Парень, писавший что-то в телефоне, быстро взглянул на меня в зеркало заднего вида.

— Они скоро приедут, — произнес он, снова глядя на экран телефона.

— Черт!

Даниэле совершил отчаянный маневр, обогнав на изгибе дороги впереди идущую машину. Та едва не вылетела на встречную полосу и спустя долю секунды рявкнула на нас клаксоном.

— Де Бартоломео — депутат Европейского парламента, председатель специальной комиссии по борьбе с ксилеллой. Это он подписал приказ об уничтожении олив.

Он говорил, стискивая зубы, и, похоже, сам не замечал этого.

— Коротко говоря, это продажный сукин сын. Он подписал приказ, а потом распорядился насадить вместо уничтоженных деревьев другие, генно-модифицированные, невосприимчивые к ксилелле. Патент на эту породу принадлежит компании, зарегистрированной на Кипре. И надо же: среди учредителей этой компании случайно оказалась жена Де Бартоломео. На кону миллионы.

На секунду он обернулся, словно желая проверить, едут ли за ним остальные.

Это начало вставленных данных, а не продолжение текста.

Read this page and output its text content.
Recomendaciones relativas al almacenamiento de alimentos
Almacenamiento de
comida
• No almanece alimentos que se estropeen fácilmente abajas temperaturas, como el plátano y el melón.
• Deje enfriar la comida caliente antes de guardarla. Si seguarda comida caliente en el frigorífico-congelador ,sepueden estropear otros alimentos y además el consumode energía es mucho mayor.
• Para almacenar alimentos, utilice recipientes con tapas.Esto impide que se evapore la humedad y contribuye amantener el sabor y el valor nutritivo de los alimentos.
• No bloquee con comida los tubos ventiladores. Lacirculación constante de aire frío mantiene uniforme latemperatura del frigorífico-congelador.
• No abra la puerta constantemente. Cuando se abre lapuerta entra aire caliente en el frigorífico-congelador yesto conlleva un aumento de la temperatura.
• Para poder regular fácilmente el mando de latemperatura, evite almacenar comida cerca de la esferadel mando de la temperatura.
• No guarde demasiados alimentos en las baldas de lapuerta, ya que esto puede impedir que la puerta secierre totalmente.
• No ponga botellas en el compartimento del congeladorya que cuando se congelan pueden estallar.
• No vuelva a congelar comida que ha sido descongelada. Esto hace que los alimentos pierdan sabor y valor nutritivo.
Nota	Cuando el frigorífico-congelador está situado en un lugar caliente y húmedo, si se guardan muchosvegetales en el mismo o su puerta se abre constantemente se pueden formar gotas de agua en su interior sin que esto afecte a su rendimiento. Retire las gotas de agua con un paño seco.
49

Машину слегка занесло к центру проезжей части.

— Мы и раньше подозревали, что он в сговоре с владельцем «Замка сарацинов». Это некто Наччи, ты, наверное, видела его по телевизору после тех событий.

— Да.

— Наччи сунул взятку Де Бартоломео за то, чтобы его оливковую рощу включили в план по вырубке. Там совершенно здоровые деревья. Мы с самого начала это знали, но у нас не было доказательств.